2) I assumed the tax comes in at $71 million, but it could definitely be lower. While there were some fears that the luxury tax threshold could fall below $70 million, recent suggestions are that it should stay very close to the $71.15 million figure we had this year. This is probably the most important variable in all of this, but we won't know where the level will be until the new cap numbers are announced in July. The range of numbers that have been thrown around are anywhere from $68 to $71 million, and given the Bucks' situation that kind of swing is a big deal. For instance, using the lower figure and the other assumptions I've outlined, the Bucks would essentially have zero space under the tax to sign any free agents.
4) Bruce Bowen gets cut while Kurt Thomas sticks around. Bowen's $4.1 million deal is only 50% guaranteed if he's waived by August 1, so I assumed the Bucks take advantage of that and cut him loose. It's possible he's traded or even kept for depth, but from the perspective of free agent flexibility, I thought it would be helpful to assume he's cut and only $2.05 million counts against the Bucks' cap.
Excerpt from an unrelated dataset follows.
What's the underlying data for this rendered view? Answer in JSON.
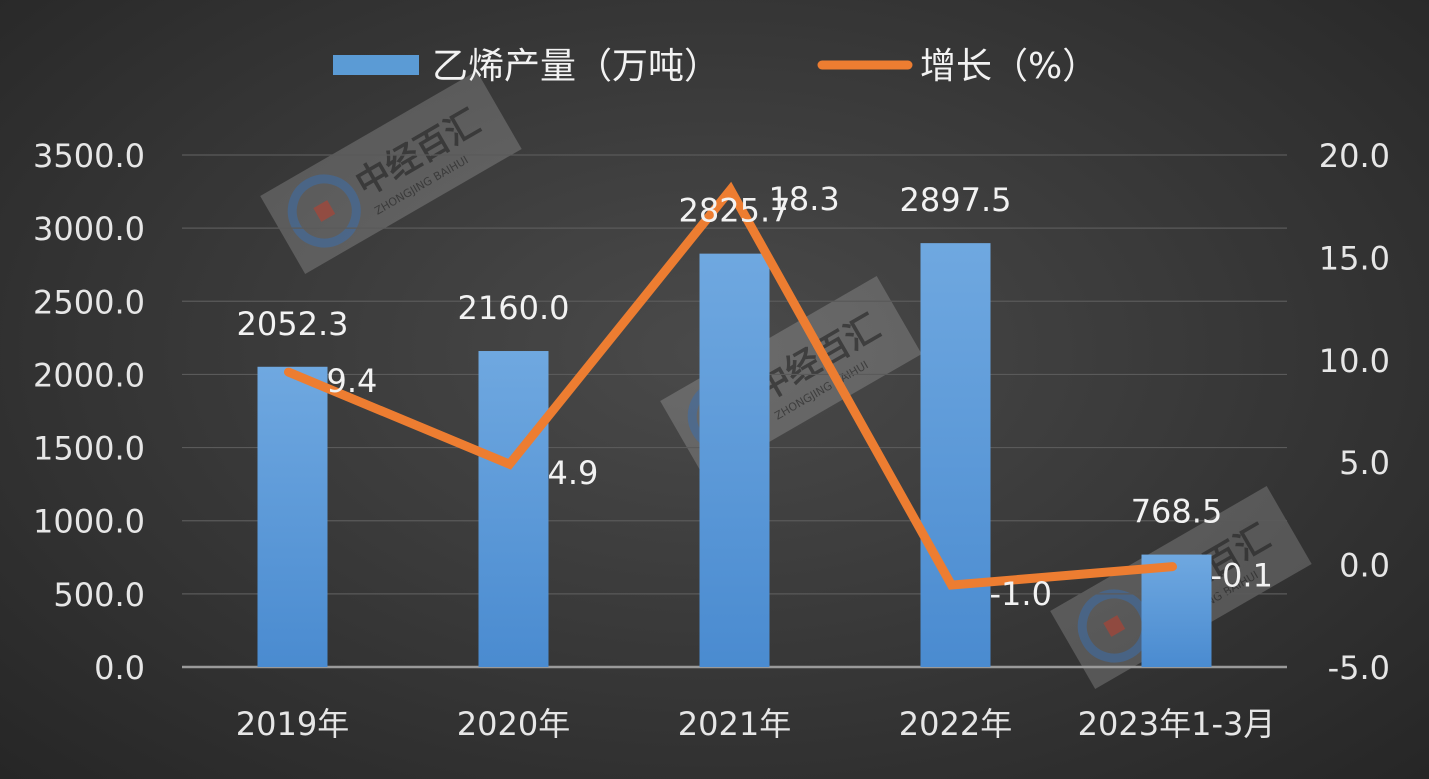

Thomas' $3.8 million deal is guaranteed, but there's a distinct possibility he gets traded or even bought out for a smaller amount. Thomas wouldn't have too much trouble latching on with a contender for a veteran minimum deal, which would be about $1.306 million. So hypothetically he could get bought out and the Bucks could save around that amount on their cap number. However, he certainly has value as a savvy vet who can defend both big spots, rebound at a high rate, and clean up garbage in the paint. Considering the Bucks' depth up front, that would no doubt be of use, while also making him an appealing trade target.
5) Amir Johnson's trade kicker is $275k. Sham ($4.217 million) and Storytellers ($3.947 million) have different salary figures for Johnson, apparently because of how much they're figuring for his trade kicker. I'll go with the more conservative estimate for now, but that could change.